戸田萌希 ―― 2020年東京オリンピック・スポーツクライミング応援シリーズ―2―
どこまでも上り詰めて世界へ、てっぺんへ!
小玉:世界のクライミング界を彩るひとつの石となっているっていうような自己認識は感じられますか?
戸田:そこまで自分が凄いとは思えなくて、どれだけ大会で良い成績を残しても、自分が強いとは思えない。上には上がいるし、「もっと頑張らないといけない」という思いです。
小玉:某サイトの選手紹介のページに、戸田さんの想いとして「大会も岩も、世界に出たい。どこまでも登り詰めていきたい」とありましたけど、そんな感じですね?
戸田:そうですね。もっと強くなって、国際的な世界に出ていきたいし、日本の代表として活躍していきたいと思います。
小玉:ワールドカップもそうですが、世界の大会などで学校を休むの大変でしょ?
戸田:大変です。去年初めてワールドカップに出たんですけど、高校入学してすぐだったので、学校の理解も浅かったこともあり、最初のうちは、夏休中の開催っだったドイツ大会だけにしました。今ではちょくちょく「公欠」とらせてもらっています(笑)
小玉:学校も理解してくれてきているのですね。
戸田:そうですね。
小玉:食べるものは、なにが好きですか?
戸田:肉とチーズ系、最近はアボカド。
小玉:ぶどうは?
戸田:好きです。ぶどうと桃ですね。
小玉:地元ですね。
戸田:母の実家が農園をやってて、ぶどう狩り桃狩りやってます。前から食べてます。
小玉:地元産だから美味しいでしょうね。
戸田:完熟ですから。
小玉:お住まいは市内の中でもにぎやかな方ですか?
戸田:かなり山の方です。静かなところです。
小玉:山菜が採れたりしますか?
戸田:そうですね。たまに、ご近所さんから鹿肉が届いたりします。美味しいです。
小玉:生でも焼いても美味しいし。
戸田:山から降りてきているのをよく見かけます。夜になると塾の帰りとか、鹿が道路を歩いている。野生の動物が多い、そういうところに住んでいます。
小玉:練習頻度はどんな感じですか?
戸田:週、4日から5日。学校帰りに3〜4時間、ジムで登って、家で筋トレと体幹トレーニング、ストレッチなどをします。
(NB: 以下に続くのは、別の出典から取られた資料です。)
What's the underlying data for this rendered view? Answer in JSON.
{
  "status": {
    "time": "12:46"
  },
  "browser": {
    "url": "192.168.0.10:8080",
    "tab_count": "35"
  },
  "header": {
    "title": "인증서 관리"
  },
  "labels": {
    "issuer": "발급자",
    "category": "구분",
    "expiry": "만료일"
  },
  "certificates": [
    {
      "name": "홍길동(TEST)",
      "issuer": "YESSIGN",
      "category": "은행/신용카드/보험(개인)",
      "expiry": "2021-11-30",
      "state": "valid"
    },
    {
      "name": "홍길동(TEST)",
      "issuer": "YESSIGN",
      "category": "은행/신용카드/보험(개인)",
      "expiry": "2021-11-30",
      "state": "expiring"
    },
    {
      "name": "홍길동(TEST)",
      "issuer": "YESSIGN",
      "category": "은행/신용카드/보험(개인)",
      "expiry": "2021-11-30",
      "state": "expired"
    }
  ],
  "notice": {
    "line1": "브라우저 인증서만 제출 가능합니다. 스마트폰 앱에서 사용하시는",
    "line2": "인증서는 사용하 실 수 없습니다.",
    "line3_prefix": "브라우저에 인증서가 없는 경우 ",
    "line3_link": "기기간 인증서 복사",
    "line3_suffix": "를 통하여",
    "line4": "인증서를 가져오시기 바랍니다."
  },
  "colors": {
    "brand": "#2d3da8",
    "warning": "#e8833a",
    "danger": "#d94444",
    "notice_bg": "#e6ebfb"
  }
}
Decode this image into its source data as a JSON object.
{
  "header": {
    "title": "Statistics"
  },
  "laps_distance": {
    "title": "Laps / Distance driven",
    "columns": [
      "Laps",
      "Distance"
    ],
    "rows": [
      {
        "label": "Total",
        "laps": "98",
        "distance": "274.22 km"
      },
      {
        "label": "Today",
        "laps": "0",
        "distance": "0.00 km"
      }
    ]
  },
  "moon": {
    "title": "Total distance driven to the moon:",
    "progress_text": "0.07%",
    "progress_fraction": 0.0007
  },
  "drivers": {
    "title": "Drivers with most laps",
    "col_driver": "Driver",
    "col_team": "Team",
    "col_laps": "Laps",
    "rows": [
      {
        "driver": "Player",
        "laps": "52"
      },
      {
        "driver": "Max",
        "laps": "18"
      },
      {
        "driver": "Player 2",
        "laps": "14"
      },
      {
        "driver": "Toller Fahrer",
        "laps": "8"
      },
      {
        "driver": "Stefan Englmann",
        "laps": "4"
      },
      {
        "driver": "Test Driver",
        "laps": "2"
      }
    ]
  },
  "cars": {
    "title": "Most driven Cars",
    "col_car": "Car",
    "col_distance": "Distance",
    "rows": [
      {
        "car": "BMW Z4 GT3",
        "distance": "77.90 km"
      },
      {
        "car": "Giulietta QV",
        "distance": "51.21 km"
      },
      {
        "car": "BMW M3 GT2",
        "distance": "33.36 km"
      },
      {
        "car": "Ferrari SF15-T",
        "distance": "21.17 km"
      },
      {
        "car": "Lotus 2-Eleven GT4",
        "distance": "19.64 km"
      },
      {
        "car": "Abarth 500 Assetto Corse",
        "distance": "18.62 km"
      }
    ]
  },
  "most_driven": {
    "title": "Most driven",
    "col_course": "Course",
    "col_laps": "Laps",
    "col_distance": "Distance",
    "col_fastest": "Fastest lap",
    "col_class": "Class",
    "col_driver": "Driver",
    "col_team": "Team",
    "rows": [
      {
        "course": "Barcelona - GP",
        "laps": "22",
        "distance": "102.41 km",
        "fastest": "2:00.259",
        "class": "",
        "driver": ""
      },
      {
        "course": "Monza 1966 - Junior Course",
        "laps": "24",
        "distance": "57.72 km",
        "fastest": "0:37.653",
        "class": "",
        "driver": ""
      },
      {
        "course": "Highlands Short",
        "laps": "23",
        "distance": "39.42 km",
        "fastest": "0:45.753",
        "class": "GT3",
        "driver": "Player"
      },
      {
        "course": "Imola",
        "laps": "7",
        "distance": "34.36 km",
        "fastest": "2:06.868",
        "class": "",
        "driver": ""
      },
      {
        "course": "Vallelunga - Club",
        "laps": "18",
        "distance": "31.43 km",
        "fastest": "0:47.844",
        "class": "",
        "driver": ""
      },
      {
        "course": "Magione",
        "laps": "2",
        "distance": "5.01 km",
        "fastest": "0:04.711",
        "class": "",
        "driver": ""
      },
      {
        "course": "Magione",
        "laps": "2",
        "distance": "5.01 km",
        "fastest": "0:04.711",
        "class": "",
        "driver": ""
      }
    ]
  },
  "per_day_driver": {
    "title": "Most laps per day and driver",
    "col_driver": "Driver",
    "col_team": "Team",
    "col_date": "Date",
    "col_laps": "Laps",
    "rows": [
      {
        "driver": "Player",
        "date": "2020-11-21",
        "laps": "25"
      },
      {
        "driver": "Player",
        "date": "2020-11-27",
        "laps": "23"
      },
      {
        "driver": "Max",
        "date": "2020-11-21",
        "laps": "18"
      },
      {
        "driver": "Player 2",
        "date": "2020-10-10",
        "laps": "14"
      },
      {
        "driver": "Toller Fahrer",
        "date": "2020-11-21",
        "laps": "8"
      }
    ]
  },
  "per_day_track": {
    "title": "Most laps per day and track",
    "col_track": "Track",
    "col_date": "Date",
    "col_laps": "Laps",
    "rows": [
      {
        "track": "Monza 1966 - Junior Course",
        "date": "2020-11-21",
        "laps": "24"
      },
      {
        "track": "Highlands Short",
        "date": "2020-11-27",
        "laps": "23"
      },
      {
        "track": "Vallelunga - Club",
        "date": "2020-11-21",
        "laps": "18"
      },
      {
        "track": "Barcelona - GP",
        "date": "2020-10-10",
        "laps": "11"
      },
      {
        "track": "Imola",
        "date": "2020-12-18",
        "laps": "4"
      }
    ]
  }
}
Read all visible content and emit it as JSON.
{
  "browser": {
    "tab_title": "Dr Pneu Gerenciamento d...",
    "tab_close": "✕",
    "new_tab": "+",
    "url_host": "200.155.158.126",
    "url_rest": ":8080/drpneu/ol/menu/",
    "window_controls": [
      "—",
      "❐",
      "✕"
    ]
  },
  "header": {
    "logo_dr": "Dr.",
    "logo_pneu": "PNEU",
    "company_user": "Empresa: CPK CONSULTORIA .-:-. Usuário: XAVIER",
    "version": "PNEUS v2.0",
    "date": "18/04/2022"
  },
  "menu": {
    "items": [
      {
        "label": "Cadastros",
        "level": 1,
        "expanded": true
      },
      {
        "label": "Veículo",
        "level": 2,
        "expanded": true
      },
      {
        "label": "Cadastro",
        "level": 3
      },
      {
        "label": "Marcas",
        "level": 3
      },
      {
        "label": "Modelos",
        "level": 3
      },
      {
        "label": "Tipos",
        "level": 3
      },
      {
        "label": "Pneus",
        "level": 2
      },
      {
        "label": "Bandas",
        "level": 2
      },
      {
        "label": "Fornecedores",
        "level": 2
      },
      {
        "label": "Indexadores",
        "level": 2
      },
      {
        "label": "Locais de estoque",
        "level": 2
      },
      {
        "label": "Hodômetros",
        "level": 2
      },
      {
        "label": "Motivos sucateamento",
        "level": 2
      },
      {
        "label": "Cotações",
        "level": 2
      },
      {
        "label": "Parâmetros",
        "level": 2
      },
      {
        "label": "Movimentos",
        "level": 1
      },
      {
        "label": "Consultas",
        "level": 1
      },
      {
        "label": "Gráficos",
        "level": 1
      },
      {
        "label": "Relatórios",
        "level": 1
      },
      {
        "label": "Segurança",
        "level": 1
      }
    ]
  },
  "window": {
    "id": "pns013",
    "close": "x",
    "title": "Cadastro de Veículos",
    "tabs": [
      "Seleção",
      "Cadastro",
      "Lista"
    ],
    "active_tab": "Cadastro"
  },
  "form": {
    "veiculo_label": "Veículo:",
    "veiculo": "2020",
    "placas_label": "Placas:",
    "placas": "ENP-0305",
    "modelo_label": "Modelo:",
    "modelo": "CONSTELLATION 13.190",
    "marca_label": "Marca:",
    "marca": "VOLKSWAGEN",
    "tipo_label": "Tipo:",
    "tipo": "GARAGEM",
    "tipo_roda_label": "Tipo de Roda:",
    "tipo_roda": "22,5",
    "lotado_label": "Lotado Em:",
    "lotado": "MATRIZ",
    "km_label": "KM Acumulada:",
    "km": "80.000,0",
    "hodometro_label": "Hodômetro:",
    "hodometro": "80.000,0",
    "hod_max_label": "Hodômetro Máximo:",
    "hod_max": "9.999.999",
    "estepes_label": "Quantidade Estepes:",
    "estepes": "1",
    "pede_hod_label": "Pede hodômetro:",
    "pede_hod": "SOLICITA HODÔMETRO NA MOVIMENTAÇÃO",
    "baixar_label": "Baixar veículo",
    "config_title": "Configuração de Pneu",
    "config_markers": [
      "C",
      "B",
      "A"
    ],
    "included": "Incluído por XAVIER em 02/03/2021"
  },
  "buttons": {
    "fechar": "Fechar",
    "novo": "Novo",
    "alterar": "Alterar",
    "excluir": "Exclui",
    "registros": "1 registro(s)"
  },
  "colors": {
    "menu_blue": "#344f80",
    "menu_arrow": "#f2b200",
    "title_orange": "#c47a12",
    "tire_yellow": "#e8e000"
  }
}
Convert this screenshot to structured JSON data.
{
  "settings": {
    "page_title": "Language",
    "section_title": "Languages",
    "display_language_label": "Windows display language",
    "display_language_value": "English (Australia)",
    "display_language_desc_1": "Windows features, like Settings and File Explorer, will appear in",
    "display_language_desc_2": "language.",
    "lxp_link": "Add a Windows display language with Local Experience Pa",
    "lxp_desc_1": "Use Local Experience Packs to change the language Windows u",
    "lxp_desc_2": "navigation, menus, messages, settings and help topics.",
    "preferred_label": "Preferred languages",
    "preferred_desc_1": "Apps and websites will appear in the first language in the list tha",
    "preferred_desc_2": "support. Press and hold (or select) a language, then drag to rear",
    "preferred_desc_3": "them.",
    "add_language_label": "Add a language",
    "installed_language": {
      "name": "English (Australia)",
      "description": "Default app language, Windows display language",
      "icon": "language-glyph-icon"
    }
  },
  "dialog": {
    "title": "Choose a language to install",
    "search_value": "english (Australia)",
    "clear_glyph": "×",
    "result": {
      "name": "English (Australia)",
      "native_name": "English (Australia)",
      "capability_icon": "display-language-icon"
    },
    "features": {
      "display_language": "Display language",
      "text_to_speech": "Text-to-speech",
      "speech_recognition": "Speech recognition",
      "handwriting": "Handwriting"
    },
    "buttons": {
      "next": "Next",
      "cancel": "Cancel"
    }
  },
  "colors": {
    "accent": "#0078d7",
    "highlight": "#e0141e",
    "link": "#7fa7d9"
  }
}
小玉:オフ日も設けますよね。何もしないで、デレデレと。
戸田:それが…オフの日も落ち着かなくて、軽く歩いたり走ったり。休んでいる間も周りがどんどん強くなっていく気がして。レストはレストでメリハリをつけないといけないとはわかっているのですが。ついテレビを見ながら腹筋している自分に気が付きます。
小玉:トレーニングはどんな流れですか?
戸田:登る最初のアップとして、5〜3級を4〜5本ずつやって、その後は、仲間とセッションして、登り終わった後のシメで、6〜4級の上り下りを4〜5本ずつみたいな感じで毎日。
小玉:ロープって比較的出来るところが少ないから、どっちかというとボルダー?
戸田:そうですね。ロープを始めたのが中1の時で、スタートは遅い方でした。
小玉:ロープの練習はどこで?
戸田:ピラニアです。
小玉:自分の特長としてどういう系のルートに強いですか?
戸田:パワフル系です。傾斜が強めのところで、自分のフィジカルを生かして登るのが得意だし好きです。
小玉:ぶら下がっても、平気な感じですね?
戸田:はい。スラブとか傾斜のないところの方が苦手です。ゆるい傾斜のバランス系とかつまり繊細な動きが苦手で。
小玉:大会などでは、たとえば凹角壁をバランスを取りながらステミングで上がっていくというような課題もありますよね。
*ステミング:stemming 開脚。凹角でよく用いられるフットワーク。「ブリッジング」ともいう。
戸田:そうですね最近、ゆるい傾斜の課題もコンペでたくさん出てきています。
小玉:やはり数やって、いろんなジムに行くのは必要でしょうね。ジムによって特長もあるでしょうし。たくさん経験を積むと大会の時のオブザベーションに役に立つのではないですか?
*オブザベ―ション:オブザベ observation ルートの下見。オンサイトするための重要な作業。コンペでは通常、6 分間が与えられる。
戸田:そうですね、やはりそこの見極めがけっこう難しいですね。日ごろから様々な課題をやっておかないと、どういう行き方があるかわからない。
小玉:いろんなホールドメーカーさんがあるから、形状やその特長などをつかまえる訓練も必要なんでしょうね。
戸田:特にホームジムでは、あんまりそういう課題がない。最近の大会は大きいホールドがたくさん付いていていますが、ホームジムはジム自体が小さいし、壁も良い方ではないので、そういう課題はなかなか触れられない。土日に県外に出て、特徴的な課題に慣れるようにしています。